In mid-March I found an article about the Japanese government granting one-year temporary resident status to Noriko Calderon, a Japanese-born Filipino girl. Noriko's parents, facing deportation for being undocumented workers, thought it was better for their daughter, who speaks only Japanese, to stay in Japan and continue her middle school. I was shocked by the news because Noriko was born and raised in Japan. She said she loves this country; still, the government treated her like an "alien."

My first reaction was to ask the justice minister, "Why does Noriko need a special permit to stay in her country of birth?" Sure, one could argue that she is of Filipino ancestry, but for that matter, all the children born to Japanese parents in Brazil, America, Canada, Peru, Australia or France are of Japanese ancestry. Yet, nikkeijin have been accepted as full members of other societies. The largest of these foreign communities are in Brazil, the United States and the Philippines. Descendants of emigrants from the Meiji Era still have recognizable communities in those countries. Some have even become lawmakers in their country of birth or adoption.

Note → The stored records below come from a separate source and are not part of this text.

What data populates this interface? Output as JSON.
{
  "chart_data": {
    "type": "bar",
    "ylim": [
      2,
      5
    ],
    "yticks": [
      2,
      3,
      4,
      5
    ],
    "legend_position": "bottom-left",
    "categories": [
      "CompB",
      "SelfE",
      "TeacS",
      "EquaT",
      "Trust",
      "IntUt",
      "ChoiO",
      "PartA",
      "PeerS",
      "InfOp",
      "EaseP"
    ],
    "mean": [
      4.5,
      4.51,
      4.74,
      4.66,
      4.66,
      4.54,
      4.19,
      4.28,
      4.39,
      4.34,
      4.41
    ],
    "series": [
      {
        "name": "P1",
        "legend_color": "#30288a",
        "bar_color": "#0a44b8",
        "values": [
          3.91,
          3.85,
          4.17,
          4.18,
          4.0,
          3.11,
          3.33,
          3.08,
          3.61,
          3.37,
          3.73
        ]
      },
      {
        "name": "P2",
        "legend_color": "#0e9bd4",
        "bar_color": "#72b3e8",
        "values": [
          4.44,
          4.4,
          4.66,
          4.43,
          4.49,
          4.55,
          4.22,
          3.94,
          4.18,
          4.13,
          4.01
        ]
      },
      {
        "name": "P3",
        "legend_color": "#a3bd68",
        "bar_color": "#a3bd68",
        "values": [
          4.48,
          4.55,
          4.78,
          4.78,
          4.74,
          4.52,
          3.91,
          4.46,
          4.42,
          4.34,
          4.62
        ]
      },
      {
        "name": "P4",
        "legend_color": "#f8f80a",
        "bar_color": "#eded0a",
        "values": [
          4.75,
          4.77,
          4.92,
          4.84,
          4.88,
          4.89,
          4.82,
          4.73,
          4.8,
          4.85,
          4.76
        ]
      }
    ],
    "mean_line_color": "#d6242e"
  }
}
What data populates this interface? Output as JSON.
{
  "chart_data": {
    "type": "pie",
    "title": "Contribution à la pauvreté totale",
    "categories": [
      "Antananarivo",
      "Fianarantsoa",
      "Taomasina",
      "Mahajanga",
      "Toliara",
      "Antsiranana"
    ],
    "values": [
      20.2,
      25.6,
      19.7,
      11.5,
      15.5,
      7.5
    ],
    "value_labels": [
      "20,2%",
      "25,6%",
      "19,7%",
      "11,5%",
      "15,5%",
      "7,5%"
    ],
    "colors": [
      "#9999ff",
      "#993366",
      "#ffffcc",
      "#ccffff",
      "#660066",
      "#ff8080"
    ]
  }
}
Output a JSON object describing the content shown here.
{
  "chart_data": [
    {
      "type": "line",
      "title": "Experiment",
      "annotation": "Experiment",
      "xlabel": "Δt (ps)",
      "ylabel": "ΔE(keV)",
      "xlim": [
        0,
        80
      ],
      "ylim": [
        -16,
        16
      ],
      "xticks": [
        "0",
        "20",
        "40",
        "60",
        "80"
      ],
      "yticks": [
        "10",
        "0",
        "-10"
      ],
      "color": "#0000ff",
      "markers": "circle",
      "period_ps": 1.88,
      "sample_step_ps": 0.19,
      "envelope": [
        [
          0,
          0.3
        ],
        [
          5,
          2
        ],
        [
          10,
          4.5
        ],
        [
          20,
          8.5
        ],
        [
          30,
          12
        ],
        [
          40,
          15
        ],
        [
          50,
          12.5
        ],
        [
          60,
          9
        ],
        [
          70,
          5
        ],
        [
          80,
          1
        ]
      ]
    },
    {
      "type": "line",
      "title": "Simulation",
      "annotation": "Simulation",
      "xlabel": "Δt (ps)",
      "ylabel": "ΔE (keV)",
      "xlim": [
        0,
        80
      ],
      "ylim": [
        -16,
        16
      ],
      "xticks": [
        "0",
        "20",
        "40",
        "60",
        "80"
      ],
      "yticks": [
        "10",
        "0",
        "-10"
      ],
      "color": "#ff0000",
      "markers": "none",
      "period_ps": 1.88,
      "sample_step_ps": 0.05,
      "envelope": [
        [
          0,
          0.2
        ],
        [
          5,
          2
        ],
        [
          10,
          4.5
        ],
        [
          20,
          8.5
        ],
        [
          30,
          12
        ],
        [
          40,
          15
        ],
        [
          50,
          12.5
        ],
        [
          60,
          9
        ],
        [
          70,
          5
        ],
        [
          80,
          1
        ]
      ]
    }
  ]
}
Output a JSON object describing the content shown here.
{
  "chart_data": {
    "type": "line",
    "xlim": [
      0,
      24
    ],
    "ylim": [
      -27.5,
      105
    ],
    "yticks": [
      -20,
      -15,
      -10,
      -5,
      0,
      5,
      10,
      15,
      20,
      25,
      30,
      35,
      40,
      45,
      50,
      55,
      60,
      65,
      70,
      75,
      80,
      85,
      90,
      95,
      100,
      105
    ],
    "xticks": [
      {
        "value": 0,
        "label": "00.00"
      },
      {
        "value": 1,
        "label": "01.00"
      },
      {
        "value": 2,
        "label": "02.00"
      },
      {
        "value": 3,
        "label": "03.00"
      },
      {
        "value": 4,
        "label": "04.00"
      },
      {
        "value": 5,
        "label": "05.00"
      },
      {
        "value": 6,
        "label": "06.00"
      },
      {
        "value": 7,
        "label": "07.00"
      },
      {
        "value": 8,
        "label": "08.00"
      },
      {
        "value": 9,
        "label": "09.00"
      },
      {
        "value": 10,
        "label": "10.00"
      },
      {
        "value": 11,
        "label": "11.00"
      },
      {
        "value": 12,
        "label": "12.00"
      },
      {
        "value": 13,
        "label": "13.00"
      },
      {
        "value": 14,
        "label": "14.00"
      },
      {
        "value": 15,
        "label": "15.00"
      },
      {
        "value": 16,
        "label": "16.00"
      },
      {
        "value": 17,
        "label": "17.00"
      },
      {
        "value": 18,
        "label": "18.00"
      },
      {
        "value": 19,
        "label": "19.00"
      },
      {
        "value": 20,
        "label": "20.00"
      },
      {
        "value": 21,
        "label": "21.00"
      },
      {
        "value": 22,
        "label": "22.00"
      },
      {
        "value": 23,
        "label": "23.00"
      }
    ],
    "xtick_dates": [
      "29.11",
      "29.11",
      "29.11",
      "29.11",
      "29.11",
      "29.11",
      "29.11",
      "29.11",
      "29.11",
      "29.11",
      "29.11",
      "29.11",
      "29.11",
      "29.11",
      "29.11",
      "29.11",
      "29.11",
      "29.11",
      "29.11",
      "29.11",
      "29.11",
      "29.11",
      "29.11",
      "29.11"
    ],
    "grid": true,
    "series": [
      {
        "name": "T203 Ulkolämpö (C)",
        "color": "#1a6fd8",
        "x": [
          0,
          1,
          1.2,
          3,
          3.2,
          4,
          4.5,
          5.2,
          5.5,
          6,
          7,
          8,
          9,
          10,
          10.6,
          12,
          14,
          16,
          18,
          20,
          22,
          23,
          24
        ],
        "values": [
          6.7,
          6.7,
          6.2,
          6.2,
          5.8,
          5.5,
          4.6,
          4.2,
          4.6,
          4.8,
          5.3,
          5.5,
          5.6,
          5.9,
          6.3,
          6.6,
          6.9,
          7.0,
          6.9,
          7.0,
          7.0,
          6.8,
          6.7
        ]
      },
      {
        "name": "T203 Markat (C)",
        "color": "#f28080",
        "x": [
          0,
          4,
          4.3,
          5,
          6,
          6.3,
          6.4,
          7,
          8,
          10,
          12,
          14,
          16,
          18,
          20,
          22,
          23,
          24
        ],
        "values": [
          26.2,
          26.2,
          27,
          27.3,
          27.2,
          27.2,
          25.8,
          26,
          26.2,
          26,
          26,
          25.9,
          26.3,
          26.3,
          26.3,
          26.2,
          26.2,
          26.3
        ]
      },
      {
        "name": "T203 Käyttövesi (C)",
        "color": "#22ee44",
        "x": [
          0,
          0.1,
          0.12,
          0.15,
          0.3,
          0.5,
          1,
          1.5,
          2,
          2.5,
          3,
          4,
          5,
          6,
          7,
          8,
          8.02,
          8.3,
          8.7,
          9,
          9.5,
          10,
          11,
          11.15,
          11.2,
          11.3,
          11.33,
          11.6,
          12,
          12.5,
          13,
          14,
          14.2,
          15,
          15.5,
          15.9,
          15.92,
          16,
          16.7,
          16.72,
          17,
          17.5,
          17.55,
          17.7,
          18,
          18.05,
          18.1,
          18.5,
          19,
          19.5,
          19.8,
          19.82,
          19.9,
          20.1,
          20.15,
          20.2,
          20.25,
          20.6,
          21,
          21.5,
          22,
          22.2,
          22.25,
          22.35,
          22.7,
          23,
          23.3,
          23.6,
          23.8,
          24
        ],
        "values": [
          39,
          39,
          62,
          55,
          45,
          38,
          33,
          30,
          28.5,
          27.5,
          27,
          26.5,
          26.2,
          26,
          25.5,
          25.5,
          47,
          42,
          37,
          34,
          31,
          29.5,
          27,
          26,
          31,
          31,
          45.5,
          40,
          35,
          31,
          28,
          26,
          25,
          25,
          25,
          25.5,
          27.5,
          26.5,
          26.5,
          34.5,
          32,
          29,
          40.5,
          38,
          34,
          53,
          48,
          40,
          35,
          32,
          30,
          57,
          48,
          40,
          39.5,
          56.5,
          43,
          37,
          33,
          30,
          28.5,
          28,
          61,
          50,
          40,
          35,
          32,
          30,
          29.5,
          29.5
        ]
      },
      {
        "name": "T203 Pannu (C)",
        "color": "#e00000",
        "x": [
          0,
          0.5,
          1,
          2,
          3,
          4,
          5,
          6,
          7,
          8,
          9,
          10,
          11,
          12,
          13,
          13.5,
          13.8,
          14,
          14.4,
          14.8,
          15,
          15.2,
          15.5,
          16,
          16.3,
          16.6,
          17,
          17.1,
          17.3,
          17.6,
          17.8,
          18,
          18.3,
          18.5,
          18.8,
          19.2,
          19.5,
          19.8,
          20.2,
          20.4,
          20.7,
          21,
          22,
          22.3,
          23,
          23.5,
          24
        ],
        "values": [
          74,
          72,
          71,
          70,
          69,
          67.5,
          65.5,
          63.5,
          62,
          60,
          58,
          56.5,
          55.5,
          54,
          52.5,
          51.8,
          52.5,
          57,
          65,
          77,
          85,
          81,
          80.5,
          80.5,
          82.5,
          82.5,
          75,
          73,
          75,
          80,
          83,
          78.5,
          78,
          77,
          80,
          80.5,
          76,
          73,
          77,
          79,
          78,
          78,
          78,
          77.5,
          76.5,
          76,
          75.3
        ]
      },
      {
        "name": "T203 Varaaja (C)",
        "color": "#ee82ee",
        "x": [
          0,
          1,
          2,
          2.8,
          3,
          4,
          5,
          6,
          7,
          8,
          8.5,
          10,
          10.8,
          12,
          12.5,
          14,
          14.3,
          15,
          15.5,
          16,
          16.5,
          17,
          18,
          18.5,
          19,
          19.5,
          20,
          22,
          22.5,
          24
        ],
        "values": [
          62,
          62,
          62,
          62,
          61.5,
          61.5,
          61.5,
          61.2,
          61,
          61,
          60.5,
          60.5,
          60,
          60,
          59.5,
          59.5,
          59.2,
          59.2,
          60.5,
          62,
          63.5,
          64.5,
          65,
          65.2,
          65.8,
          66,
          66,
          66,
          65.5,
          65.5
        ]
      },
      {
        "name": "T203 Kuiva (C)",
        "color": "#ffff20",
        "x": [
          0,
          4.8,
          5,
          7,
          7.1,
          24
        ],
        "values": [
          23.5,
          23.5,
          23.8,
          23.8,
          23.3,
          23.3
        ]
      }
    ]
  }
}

By contrast the government in Japan persistently maintains a racist and xenophobic system under which people who fulfill every internationally accepted qualification for citizenship are denied it. There is a real lack of political push in this fight. The majority of Japanese people firmly believe that the key to Japanese identity is in the blood. A few open-minded lawmakers are willing to grant citizenship to anyone born in Japan and to allow dual citizenship for those with foreign-born parents, but the idea is always opposed by most conservative politicians. They argue that Japan, unlike America or Canada, is not a country of immigrants. The Liberal Democratic Party goes even further to the right: It says Japan is an ethnic Japanese nation. That, however, is no longer the reality.

The country still has no law regulating immigration. Many new babies born in Japan are not Japanese. The largest group of foreigners are ethnic Chinese and Koreans, but these people, who pay taxes and often feel more Japanese than Chinese or Korean, can become Japanese citizens only with great difficulty.

Redefining Japanese citizenship by birth or choice — instead of by blood — will encourage Japanese people to accept foreigners. It would provide relief for millions of people now destined to live in a country where they will never fully belong.